Identifying the heart of conflict is especially important when dealing with family, because it's easy to pick up the offense of our loved ones. Though I haven't always appreciated it at the moment (like REALLY not appreciated it), I'm so thankful for a husband who has never been willing to do that with me. Even when I've become outrageously incensed that he is refusing to get on stage and stand by his woman against the person who is so obviously doing me wrong, he has remained at the table of humility, calmly inviting me to join him and patiently waiting for me to agree. The stage isn't just for drama queens. It's also for those who abandon the heart of the humble in order to bear the offense of the proud. 

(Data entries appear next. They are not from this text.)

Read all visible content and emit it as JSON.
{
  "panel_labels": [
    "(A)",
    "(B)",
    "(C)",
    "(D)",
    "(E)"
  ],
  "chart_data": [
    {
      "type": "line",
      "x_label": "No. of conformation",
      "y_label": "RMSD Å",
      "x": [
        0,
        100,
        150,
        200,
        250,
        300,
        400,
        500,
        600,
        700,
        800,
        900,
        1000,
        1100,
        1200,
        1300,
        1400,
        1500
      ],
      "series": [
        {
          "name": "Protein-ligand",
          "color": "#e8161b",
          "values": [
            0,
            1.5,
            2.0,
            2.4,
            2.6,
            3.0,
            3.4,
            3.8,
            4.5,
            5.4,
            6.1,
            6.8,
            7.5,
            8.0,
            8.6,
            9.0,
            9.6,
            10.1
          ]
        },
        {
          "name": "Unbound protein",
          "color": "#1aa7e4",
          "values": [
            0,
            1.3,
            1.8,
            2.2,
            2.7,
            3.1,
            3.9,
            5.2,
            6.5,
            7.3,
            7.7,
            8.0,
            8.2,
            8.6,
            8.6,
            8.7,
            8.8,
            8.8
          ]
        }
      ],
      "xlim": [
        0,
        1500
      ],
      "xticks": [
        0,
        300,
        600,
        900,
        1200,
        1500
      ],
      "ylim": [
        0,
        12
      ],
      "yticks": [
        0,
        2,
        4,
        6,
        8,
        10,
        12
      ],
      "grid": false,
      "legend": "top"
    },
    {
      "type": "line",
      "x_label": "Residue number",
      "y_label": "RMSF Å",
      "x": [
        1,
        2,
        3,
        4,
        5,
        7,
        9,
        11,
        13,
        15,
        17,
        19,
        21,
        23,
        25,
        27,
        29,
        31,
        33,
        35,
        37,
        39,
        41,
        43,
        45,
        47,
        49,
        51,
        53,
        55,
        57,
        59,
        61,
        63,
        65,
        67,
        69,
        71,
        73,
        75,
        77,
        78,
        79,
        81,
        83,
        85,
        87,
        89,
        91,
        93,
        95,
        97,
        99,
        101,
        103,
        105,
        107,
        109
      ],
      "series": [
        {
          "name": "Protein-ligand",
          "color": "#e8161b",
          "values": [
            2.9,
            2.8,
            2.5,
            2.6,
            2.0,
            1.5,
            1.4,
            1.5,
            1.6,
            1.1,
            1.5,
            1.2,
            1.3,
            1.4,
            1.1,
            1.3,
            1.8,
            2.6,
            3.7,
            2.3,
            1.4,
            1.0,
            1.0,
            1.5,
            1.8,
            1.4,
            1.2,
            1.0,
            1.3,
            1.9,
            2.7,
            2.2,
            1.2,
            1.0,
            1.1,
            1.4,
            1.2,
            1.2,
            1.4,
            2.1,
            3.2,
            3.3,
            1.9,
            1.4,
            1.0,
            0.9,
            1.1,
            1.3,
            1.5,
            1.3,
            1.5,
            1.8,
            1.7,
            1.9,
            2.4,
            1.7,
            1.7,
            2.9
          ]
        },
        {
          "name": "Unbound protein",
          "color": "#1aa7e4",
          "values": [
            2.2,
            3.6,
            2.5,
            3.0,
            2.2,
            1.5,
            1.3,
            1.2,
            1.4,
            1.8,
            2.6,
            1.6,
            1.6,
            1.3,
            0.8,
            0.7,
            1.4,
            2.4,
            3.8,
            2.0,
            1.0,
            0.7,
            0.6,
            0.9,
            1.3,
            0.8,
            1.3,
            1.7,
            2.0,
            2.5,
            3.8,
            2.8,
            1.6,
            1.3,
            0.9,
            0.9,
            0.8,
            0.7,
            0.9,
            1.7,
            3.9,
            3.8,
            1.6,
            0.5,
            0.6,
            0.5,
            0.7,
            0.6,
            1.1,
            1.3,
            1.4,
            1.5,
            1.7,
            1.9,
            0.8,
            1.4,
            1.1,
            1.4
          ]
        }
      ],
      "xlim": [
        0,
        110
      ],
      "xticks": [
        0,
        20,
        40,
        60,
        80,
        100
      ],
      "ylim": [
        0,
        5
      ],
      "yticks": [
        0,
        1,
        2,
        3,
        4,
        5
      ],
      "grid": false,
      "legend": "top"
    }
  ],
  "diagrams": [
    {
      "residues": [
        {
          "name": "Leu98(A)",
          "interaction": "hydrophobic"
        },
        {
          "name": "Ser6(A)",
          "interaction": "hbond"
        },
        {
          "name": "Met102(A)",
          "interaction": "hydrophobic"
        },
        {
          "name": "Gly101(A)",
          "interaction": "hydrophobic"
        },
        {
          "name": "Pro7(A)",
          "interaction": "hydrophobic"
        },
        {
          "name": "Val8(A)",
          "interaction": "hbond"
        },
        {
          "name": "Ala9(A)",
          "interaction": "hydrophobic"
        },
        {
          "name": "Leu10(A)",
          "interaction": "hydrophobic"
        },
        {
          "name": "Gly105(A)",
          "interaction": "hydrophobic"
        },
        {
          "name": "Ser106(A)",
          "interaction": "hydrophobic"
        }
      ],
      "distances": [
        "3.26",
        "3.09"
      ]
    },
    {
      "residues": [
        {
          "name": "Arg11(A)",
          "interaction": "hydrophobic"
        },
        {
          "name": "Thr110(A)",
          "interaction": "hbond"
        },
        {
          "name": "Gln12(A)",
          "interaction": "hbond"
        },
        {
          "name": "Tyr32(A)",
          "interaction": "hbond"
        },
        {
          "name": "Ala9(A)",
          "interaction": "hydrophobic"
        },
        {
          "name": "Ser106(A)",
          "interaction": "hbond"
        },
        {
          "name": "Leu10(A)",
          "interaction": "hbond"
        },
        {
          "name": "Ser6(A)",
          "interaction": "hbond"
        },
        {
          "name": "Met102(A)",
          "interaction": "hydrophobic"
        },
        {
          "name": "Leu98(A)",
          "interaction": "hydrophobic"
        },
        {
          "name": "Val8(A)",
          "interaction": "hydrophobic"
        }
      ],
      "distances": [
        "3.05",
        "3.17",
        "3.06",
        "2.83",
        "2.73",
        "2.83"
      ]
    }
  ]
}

3. Pray for the heart of the proud. 

Something that has helped me immensely in maintaining a heart of prayer for others is meditating on the fact that it's vital to having the mind of Christ. The Word tells us that He LIVES to make intercession for us. It's His passion and His delight. 

"This makes Jesus the guarantor of a better covenant. The former priests were many in number, because they were prevented by death from continuing in office, but he holds his priesthood permanently, because he continues forever. Consequently, he is able to save to the uttermost those who draw near to God through him, since he always lives to make intercession for them." Heb 7:22-25

I want to love others enough to be willing to intercede on their behalf. I want to go to the throne of grace, trusting God to do His work of grace in His time and in His way. I know He has power to change hearts, because I know how much He keeps changing mine. I want to pray for the heart of the proud, and I know that includes prayer for me. 

Let's be too busy this Christmas living for God's glory and the reconciliation of souls to Him to waste energy on any petty preserving of power or protection. In the face of inevitable conflict, let's reside at the table of communication as a learner and a lover with nothing to defend and nothing to hide. Let's reside there in joyful confidence, praising God for the grace that has given us everthing in His Beloved Son. 

Christmas cheer may be drained from the cup, but it never runs dry in the heart of those who are found in Christ. A toast. To love, joy, and peace!